Momentum with Hamilton after Silverstone domination

When it rains it pours, at least if you’re Valtteri Bottas.

The Finn, upon whom the entirety of the sport is relying to make the 2020 championship a contest, started the British Grand Prix with a five-point deficit to teammate Lewis Hamilton but ended it with a yawning 30-point chasm after a catastrophic final three laps.

Up until lap 50 of 52 the British Grand Prix was another demonstration of Mercedes imperiousness. The famous high-speed bends of the Silverstone Circuit looked as though they had been designed around the W11 rather than the other way around, and reigning champion Hamilton put the synergy to devastating use by shattering the track record to take pole position.

This article originally appeared in The Phuket News.

The gap back to Bottas in second was a healthy 0.3 seconds, but the next-best car, Max Verstappen’s Red Bull Racing machine, was more than a second adrift.

It was a sign, as if another were needed, that this four-race-old season will be decided exclusively between Hamilton and Bottas.

Taking the fight to a six-time world champion Hamilton is an unenviable task, and Bottas has copped his fair share of criticism for wilting at crunch moments. Having led the championship prior to the Hungarian Grand Prix last round, the Finn was chastened for botching his front-row start and finishing third, ceding his title advantage.

No such mistakes manifested at Silverstone, where Bottas was quicker than Hamilton off the line and spent almost the entire race glued to his gearbox, hoping for a mistake to steal the lead from a car of equal performance. If it weren’t to come, he’d at least limit the damage to seven points.

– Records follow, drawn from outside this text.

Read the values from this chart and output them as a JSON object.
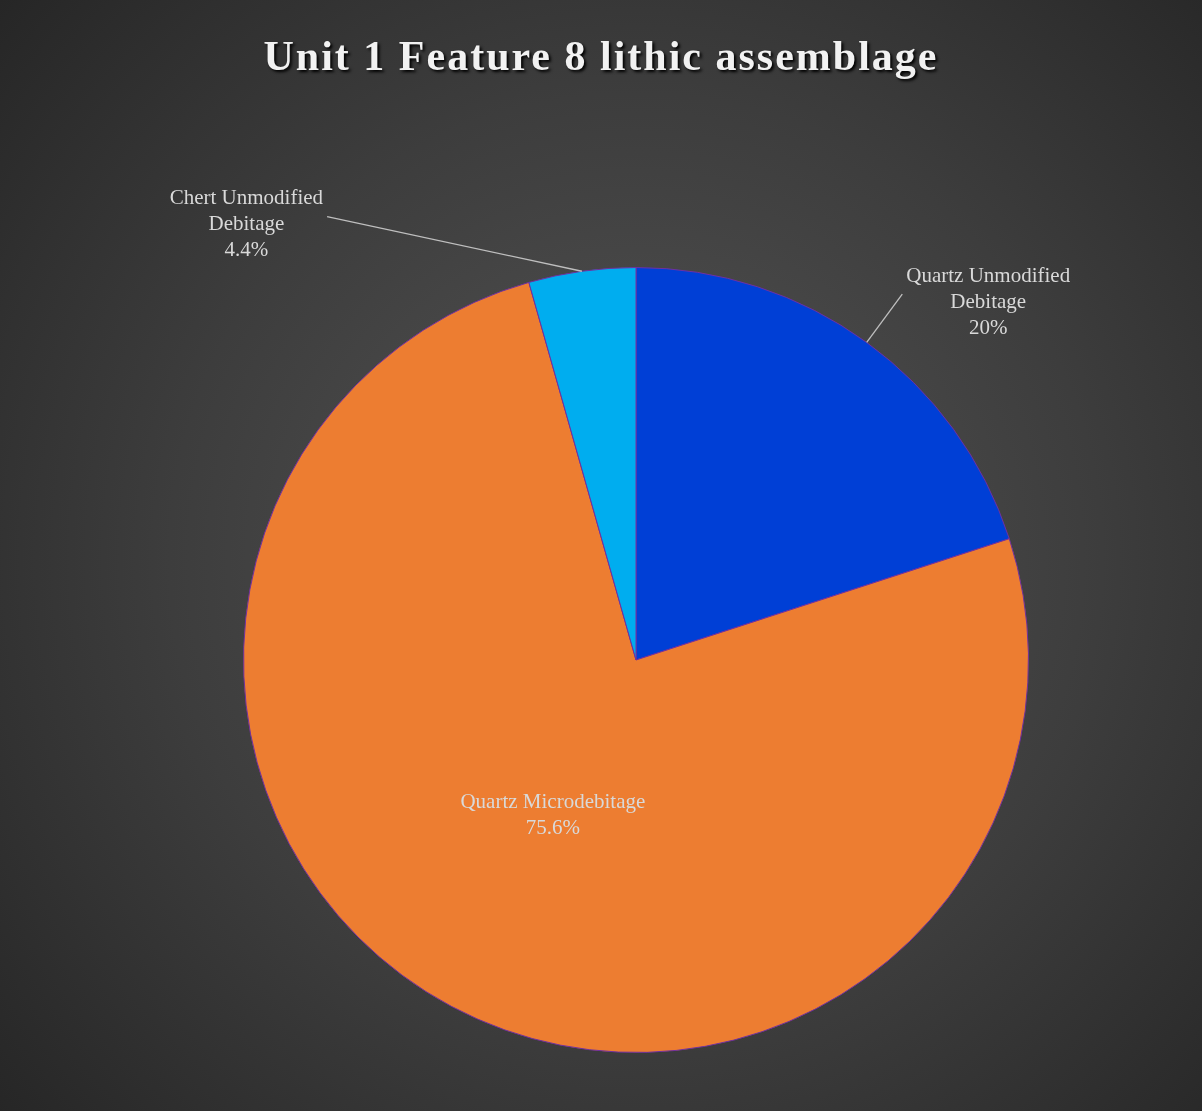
{
  "chart_data": {
    "type": "pie",
    "title": "Unit 1 Feature 8 lithic assemblage",
    "categories": [
      "Quartz Unmodified Debitage",
      "Quartz Microdebitage",
      "Chert Unmodified Debitage"
    ],
    "values": [
      20,
      75.6,
      4.4
    ],
    "colors": [
      "#003fd6",
      "#ed7d31",
      "#00adef"
    ],
    "value_labels": [
      "20%",
      "75.6%",
      "4.4%"
    ],
    "legend": false
  }
}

But historic Silverstone is test for machine as much as it is for man, and the Mercedes car, so fast through the corners and thus so punishing on the tyres, was at its limits.

Both Hamilton and Bottas — and indeed almost every driver — had taken the risk of a long final stint on a single set of tyres, and with 10 laps to go Bottas began complaining of vibrations so severe that his vision was becoming blurred.

Blisters were erupting from the heavily worn front-left tyre, and to control the deterioration he moderated his pace and backed off from Hamilton.

But with three laps to go all hell broke loose.

The front-left tyre spectacularly deflated, the tread separating from the sidewall. But it wasn’t enough that it had blown — the tyre began disintegrating mere metres after the pit lane, forcing the Finn to trundle on three wheels for an entire lap back to his box for a fresh set.

It took him so long that he dropped out of the points and finished 11th.

The nightmare wasn’t yet over for Mercedes. On the final lap lightning struck twice, and Hamilton’s front-left suddenly let go with half a tour left to the flag. Verstappen behind was in hot pursuit to close the 40-second gap.

The Briton willed the stricken car home with only five seconds to spare, claiming the full 25 points over Bottas.

In what might be a representative slice of the championship fight, while Hamilton’s edge in qualifying meant he had better control of his pace, could better massage his tyres, could better manage the risk, Bottas on the back foot bore the brunt of the downside.

The cause was the same for both but for Bottas the effect was devastating. The outcome is a championship gap worth more than a clear race win, and in this shortened season of undetermined length, the title fight may be already on the ropes.

When it rains for Bottas, it really does pour.